Unable to load checkpoint loader during cross site validation


During cross-validation, we are referencing the checkpoint loader in config_validation.json

    "name": "CheckpointLoader",
    "args": {
      "load_path": "{MMAR_VAL_CKPT}",
      "load_dict": ["model"]

Note on deploying the MMAR to the client the model.pt is present under the models folder. However, we still receive the following error during cross-validation

2021-06-08 17:39:27,829 - ignite.engine.engine.SupervisedEvaluator - INFO - Engine run resuming from iteration 0, epoch 0 until 1 epochs
2021-06-08 17:39:27,829 - ignite.engine.engine.SupervisedEvaluator - ERROR - Engine run is terminating due to exception: [Errno 2] No such file or directory: '/tmp/tmp5k77tgdg/mmar/models/model.pt'
2021-06-08 17:39:27,829 - ignite.engine.engine.SupervisedEvaluator - ERROR - Exception: [Errno 2] No such file or directory: '/tmp/tmp5k77tgdg/mmar/models/model.pt'
Traceback (most recent call last):
  File "/opt/conda/lib/python3.8/site-packages/ignite/engine/engine.py", line 737, in _internal_run
  File "/opt/conda/lib/python3.8/site-packages/ignite/engine/engine.py", line 424, in _fire_event
    func(*first, *(event_args + others), **kwargs)
  File "/opt/monai/monai/handlers/checkpoint_loader.py", line 92, in __call__
    checkpoint = torch.load(self.load_path, map_location=self.map_location)
  File "/opt/conda/lib/python3.8/site-packages/torch/serialization.py", line 579, in load
    with _open_file_like(f, 'rb') as opened_file:
  File "/opt/conda/lib/python3.8/site-packages/torch/serialization.py", line 230, in _open_file_like
    return _open_file(name_or_buffer, mode)
  File "/opt/conda/lib/python3.8/site-packages/torch/serialization.py", line 211, in __init__
    super(_open_file, self).__init__(open(name, mode))
FileNotFoundError: [Errno 2] No such file or directory: '/tmp/tmp5k77tgdg/mmar/models/model.pt'

Please find the detailed logs attached.
We have previously raised a similar issue but haven’t received any useful input - please help as this is a blocker.
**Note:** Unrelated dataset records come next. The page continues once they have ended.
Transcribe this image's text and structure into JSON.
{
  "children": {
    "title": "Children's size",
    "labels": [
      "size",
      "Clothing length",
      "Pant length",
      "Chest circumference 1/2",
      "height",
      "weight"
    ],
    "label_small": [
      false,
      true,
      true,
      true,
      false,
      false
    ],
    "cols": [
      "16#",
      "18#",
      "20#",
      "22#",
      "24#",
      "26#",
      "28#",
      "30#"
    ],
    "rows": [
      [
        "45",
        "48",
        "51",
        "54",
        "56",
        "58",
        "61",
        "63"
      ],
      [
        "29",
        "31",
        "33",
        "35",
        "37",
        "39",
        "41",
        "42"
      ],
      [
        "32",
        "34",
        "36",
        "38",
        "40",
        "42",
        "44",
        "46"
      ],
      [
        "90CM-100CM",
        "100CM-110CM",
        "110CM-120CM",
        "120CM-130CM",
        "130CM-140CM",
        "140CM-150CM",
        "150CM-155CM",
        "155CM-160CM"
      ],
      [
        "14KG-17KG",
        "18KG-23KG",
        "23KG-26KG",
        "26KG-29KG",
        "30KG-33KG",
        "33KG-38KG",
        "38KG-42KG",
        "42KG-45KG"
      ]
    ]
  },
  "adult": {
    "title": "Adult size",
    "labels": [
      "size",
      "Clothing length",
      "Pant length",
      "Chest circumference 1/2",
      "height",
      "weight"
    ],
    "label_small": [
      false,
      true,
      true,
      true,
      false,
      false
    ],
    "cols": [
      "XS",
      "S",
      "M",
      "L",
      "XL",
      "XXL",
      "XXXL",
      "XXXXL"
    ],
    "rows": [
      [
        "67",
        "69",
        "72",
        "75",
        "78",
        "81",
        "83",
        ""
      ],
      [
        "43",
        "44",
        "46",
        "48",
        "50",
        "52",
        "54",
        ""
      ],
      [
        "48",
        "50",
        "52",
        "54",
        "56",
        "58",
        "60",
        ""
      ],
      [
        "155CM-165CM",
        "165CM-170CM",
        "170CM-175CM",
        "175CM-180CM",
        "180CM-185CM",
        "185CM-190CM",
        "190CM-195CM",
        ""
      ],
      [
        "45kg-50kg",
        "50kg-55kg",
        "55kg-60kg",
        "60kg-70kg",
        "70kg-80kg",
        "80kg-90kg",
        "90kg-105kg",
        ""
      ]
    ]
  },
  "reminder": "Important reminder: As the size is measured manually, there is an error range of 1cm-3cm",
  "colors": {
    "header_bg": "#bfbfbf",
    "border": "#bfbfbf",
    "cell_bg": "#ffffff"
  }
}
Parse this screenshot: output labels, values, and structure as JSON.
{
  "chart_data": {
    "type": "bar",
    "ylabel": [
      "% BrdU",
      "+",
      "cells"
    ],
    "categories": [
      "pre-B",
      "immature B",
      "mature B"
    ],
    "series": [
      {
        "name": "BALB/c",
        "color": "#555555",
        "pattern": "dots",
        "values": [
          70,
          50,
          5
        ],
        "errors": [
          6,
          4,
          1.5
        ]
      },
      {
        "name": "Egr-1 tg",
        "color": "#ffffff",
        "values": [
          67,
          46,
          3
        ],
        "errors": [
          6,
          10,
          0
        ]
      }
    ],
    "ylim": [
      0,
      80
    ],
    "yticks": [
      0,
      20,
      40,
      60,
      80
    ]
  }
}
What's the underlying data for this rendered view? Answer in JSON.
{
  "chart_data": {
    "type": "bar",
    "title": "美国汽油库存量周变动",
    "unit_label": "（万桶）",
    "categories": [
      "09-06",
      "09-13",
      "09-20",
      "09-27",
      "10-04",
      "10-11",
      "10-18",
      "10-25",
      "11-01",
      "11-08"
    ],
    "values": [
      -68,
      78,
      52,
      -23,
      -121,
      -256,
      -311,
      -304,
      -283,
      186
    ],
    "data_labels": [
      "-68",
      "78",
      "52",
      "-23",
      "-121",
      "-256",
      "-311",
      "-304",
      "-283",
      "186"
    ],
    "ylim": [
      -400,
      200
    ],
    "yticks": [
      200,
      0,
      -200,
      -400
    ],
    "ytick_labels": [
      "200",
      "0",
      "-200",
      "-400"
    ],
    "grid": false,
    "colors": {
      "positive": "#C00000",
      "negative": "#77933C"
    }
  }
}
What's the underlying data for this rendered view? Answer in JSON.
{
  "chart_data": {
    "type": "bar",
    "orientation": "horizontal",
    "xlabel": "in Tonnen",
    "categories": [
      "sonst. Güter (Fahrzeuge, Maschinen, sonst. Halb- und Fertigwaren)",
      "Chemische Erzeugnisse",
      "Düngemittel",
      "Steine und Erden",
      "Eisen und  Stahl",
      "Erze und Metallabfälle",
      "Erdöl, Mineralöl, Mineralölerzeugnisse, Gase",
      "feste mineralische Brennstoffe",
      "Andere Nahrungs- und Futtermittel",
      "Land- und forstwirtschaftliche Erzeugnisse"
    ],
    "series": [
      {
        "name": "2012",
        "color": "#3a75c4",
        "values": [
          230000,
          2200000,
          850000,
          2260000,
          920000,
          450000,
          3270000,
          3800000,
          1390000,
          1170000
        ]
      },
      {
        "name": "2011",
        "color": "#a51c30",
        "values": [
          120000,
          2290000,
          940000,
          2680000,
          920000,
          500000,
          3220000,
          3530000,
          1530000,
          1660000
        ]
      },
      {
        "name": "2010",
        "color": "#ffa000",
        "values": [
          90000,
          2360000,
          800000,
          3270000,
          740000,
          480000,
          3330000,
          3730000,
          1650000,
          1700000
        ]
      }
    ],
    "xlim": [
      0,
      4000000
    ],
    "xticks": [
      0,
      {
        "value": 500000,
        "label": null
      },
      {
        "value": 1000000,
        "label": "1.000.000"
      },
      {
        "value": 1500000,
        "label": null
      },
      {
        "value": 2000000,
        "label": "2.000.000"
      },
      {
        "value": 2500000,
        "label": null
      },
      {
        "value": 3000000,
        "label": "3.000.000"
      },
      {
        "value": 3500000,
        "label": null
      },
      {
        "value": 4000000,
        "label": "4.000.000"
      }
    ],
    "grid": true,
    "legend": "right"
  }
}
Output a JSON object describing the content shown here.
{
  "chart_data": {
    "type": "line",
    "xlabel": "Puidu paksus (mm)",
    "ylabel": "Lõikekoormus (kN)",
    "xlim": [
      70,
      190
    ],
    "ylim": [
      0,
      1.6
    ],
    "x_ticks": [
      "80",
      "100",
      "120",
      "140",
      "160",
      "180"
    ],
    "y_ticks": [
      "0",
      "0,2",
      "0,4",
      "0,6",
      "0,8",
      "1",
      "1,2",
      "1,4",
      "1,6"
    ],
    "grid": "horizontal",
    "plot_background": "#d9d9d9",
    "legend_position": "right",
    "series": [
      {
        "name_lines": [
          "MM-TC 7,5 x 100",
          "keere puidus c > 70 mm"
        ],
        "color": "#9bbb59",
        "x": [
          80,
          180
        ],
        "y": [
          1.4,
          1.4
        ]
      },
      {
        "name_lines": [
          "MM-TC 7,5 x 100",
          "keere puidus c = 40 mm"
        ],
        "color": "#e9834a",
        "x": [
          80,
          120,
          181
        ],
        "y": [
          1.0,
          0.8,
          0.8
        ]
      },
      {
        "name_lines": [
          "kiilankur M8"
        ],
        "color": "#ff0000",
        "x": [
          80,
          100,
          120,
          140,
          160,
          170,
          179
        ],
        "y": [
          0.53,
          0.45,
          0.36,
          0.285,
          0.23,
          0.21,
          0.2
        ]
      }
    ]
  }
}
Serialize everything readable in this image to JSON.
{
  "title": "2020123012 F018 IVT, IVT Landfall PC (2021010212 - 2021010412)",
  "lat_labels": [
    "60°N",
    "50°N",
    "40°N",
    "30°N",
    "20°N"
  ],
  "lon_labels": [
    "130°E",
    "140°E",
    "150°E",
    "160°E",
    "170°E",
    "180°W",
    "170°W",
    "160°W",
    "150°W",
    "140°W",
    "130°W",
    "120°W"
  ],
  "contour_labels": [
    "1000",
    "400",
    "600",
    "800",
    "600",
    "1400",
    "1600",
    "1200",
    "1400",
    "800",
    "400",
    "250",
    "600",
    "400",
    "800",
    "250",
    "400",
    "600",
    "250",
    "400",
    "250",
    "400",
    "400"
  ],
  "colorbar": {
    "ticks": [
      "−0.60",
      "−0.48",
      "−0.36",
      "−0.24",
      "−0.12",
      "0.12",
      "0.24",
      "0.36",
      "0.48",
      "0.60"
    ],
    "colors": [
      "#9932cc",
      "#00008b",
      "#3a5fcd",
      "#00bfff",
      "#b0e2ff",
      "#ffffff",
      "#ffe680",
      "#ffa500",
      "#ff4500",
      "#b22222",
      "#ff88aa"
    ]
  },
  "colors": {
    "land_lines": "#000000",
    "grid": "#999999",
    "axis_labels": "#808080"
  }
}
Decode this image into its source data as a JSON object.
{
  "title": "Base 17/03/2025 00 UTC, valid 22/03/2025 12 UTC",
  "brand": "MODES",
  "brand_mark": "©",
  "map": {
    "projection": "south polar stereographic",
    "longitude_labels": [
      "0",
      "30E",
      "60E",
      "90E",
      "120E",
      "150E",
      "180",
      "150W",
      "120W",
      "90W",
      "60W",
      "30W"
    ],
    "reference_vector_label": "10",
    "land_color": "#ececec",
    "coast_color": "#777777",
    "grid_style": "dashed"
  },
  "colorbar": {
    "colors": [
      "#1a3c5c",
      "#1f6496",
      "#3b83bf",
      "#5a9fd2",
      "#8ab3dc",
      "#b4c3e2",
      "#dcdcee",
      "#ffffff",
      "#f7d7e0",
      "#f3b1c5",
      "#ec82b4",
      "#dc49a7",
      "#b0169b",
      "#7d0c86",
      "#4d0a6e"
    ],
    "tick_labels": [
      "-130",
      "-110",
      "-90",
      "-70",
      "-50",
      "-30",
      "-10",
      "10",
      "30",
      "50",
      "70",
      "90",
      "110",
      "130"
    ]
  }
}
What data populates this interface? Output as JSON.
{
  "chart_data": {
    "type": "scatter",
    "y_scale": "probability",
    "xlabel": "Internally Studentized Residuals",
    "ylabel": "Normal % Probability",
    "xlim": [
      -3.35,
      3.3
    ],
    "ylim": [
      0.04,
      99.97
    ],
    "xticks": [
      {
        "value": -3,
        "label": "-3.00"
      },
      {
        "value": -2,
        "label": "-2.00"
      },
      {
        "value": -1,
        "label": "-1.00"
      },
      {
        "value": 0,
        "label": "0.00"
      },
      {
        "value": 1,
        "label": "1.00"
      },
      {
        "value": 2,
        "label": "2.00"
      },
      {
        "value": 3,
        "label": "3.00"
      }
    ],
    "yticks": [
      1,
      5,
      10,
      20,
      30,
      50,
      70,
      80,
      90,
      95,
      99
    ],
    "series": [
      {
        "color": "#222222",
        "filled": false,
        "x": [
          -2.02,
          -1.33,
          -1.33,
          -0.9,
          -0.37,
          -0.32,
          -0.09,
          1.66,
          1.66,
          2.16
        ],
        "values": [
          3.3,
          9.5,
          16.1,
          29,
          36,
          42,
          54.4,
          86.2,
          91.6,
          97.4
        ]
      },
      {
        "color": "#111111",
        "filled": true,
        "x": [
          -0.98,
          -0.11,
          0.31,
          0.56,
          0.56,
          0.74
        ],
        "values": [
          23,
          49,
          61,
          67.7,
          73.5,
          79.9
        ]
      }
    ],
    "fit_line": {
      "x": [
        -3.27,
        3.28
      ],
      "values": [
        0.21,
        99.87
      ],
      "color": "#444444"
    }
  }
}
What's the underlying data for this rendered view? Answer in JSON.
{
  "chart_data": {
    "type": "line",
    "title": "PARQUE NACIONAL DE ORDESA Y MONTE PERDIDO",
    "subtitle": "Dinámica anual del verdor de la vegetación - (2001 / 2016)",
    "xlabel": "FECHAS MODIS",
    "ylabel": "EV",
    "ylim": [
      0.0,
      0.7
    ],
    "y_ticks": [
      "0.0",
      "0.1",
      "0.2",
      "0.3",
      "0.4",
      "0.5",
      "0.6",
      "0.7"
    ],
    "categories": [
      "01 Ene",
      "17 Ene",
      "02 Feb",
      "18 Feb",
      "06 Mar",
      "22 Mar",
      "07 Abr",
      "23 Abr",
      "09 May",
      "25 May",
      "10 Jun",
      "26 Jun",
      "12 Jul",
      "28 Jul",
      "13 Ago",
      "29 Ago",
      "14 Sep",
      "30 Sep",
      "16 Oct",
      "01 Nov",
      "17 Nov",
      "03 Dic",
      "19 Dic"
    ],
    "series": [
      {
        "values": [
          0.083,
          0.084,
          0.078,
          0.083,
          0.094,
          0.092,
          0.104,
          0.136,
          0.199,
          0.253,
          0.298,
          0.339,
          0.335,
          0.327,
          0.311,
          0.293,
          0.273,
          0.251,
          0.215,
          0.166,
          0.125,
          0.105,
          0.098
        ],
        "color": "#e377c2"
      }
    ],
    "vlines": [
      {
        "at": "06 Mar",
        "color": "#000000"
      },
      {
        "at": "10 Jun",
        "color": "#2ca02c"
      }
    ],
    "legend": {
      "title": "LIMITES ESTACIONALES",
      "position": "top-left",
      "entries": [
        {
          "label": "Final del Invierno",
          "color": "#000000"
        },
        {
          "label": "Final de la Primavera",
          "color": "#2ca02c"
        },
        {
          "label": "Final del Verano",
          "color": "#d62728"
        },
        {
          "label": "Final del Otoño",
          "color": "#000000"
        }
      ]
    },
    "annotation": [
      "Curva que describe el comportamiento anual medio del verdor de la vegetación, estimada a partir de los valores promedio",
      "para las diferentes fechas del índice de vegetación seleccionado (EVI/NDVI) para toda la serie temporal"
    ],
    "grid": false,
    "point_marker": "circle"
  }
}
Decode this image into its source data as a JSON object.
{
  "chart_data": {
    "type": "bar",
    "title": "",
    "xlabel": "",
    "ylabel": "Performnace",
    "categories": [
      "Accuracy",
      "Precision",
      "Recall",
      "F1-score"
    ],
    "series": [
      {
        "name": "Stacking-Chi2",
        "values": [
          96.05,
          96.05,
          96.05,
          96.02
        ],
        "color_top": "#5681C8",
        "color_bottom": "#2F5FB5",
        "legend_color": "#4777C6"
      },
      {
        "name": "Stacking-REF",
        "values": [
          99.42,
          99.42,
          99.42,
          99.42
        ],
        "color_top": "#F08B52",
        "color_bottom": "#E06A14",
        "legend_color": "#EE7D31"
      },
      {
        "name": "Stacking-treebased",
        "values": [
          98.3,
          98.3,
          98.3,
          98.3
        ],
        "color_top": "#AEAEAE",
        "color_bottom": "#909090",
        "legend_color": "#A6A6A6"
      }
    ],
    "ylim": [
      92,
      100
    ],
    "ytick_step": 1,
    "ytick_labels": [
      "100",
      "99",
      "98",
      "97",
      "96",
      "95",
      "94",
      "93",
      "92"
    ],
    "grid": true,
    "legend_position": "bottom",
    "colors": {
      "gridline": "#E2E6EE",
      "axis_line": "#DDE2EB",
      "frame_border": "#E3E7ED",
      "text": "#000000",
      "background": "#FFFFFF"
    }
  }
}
lesion-activity-cross-validation-ClientA(true) (145.4 KB)
lesion-activity-cross-validation-ClientB(true) (100.6 KB)
lesion-activity-server-cross-validation(true) (13.6 KB)

Hi Siddharth,

Can you possibly share your MMAR? It would allow us to investigate the issues with configuration.


Please find MMAR: adminMMAR.zip - Google Drive

The issue is CheckpointLoader configuration:

When running cross site validation, validation is launched with following args:
mmar: temp_mmar_dir, config: config/config_validation.json, MMAR_CKPT_DIR: models, MMAR_CKPT: models/{model_name}

The last argument is important. This is the name of the model copied from the shareable to the temporary directory.
However, in your configuration, you are using:
“name”: “CheckpointLoader”,
“args”: {
“load_path”: “{MMAR_VAL_CKPT}”,
“load_dict”: [“model”]

So the checkpointloader in config_validation.json completely ignores the MMAR_CKPT and instead uses MMAR_VAL_CKPT causing the error.

The fix is to use:
“name”: “CheckpointLoader”,
“disabled”: “{dont_load_ckpt_model}”,
“args”: {
“load_path”: “{MMAR_CKPT}”,
“load_dict”: [“model”]

This is a current limitation we will remove in future. Right now, CheckPointLoader in cross site validation must use MMAR_CKPT as load_path. We will check our documentation and enhance it if this is not captured.

Can you please try changing the CheckpointLoader configuration in config_validation.json and give this another try?

Thank you, this fixes it. Much appreciated!